Morreu ontem Gil de Carvalho. Morreu ontem um poeta. Gil de Carvalho foi um dos fundadores da Três Sinais Editores, a casa editora da qual nasceria, depois, a Guerra e Paz, de cuja equipa inicial Gil de Carvalho fez também parte.

Mas foi a escrita, a poesia (o «coitus cantabile» da sua poesia, de «Alba» e «Aboiz» a «8») , algum ensaio («A Dama Luminosa»), os relatos, de língua a passear entre os lábios, de «A Cidade de Cobre», a sua paixão pela poesia chinesa, as suas deambulações pelos poemas anónimos mongóis, turcos e outros incertos, que marcou e encheu uma vida vivida neste mundo à margem deste mundo.

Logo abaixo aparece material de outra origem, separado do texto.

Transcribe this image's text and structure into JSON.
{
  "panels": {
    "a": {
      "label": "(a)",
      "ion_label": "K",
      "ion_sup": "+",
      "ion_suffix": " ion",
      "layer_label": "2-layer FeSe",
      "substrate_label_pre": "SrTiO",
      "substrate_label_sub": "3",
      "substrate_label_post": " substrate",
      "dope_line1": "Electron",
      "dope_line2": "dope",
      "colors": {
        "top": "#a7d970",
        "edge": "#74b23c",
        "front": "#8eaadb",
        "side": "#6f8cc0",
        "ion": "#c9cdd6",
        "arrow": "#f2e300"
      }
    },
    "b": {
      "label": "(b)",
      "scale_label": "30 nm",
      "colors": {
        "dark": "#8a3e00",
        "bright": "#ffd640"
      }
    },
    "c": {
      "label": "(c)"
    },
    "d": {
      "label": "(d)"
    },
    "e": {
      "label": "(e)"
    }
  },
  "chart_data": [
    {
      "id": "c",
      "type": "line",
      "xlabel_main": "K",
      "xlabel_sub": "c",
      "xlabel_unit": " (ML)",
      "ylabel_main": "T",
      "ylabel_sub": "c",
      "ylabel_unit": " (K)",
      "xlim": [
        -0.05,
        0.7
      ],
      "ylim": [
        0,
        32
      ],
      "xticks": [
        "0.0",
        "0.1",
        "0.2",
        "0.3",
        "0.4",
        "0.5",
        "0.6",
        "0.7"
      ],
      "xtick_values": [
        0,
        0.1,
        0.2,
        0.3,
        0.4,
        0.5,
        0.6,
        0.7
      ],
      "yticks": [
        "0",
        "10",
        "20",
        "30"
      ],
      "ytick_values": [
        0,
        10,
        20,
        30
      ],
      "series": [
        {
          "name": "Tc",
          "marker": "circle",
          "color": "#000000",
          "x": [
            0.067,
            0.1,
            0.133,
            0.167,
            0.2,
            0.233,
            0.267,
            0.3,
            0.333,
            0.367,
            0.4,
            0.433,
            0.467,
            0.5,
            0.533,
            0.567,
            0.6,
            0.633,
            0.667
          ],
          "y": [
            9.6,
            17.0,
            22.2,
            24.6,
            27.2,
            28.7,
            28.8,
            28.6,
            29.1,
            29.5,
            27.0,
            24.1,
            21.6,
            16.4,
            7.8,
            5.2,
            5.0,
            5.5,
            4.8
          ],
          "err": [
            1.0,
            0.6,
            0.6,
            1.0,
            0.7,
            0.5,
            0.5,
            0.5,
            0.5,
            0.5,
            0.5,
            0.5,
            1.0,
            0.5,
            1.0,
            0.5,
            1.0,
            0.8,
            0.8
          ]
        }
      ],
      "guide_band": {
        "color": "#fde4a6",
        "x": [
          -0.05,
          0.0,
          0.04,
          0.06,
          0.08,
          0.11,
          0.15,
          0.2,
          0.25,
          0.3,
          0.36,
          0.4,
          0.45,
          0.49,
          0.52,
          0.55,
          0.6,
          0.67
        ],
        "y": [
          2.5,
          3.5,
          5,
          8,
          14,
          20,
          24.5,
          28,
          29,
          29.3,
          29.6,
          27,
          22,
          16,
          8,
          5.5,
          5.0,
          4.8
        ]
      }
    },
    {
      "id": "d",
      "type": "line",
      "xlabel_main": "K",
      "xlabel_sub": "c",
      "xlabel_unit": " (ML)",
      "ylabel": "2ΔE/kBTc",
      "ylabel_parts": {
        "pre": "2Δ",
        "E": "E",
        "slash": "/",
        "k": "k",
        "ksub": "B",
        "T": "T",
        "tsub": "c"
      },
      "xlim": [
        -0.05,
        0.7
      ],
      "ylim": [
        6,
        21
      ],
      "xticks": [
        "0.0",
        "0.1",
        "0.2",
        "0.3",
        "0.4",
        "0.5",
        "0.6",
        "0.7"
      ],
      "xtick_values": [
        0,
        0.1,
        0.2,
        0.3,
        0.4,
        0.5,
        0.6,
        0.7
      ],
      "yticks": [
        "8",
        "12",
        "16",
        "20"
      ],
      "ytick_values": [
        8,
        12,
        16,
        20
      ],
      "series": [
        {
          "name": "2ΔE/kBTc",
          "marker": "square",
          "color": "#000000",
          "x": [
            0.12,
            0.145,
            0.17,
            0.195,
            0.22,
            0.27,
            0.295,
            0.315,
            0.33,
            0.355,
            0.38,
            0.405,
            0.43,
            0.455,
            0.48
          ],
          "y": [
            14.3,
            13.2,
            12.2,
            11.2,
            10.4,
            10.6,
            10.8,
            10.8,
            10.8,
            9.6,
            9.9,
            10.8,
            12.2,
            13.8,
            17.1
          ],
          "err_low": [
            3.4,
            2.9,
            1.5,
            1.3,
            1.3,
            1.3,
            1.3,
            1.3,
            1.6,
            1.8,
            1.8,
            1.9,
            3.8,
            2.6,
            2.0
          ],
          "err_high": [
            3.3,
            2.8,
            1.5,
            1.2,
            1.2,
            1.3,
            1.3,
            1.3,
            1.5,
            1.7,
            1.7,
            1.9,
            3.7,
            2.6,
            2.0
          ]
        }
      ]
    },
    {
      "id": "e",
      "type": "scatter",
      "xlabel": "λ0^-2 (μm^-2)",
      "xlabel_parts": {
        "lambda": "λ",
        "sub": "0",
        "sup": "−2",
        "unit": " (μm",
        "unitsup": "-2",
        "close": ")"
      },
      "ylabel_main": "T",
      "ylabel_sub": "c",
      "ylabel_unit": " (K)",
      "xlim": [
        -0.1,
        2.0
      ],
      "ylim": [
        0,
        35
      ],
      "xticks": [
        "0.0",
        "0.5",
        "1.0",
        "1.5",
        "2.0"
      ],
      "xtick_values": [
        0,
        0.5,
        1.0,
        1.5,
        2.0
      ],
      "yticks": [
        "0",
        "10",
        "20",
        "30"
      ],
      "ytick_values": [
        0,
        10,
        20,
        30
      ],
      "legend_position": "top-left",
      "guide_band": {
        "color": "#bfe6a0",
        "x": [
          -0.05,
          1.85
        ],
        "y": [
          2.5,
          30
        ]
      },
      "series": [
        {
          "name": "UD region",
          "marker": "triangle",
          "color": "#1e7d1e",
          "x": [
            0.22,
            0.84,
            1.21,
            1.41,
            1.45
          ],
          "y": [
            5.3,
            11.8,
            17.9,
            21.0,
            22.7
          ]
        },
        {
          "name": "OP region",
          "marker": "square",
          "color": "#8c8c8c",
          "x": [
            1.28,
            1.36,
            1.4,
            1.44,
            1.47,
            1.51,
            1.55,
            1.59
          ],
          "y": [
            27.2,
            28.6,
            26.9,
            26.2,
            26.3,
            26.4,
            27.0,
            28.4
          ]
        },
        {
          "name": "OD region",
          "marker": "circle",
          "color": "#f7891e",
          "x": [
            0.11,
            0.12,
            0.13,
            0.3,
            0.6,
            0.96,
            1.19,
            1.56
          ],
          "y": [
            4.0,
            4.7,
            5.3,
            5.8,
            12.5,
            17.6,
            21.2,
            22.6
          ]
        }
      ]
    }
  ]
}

Ia dizer que nos despedíamos agora, mas a ideia de alguém se despedir de Gil de Carvalho é uma ideia bizarra e ilusória. Há um eco de Gil de Carvalho, da sua linguagem simultaneamente escassa e deslumbrante, que sempre permanecia a preencher a sua ausência. Gil Abrunhosa, Gil Nozes de Carvalho, Gil de Carvalho, de que Gil afinal nos despediríamos?

Talvez amanhã eu consiga alinhavar os estilhaços estereofónicos que, agora, esta ideia da «morte do Gil», meu amigo desde os 18 anos, me faz passar, como um rio turvo, entre a memória e o esquecimento.

Morreu Gil de Carvalho. morreu um grande poeta português, um daqueles raros poetas que vai ser maior e mais presente à medida que os anos passem.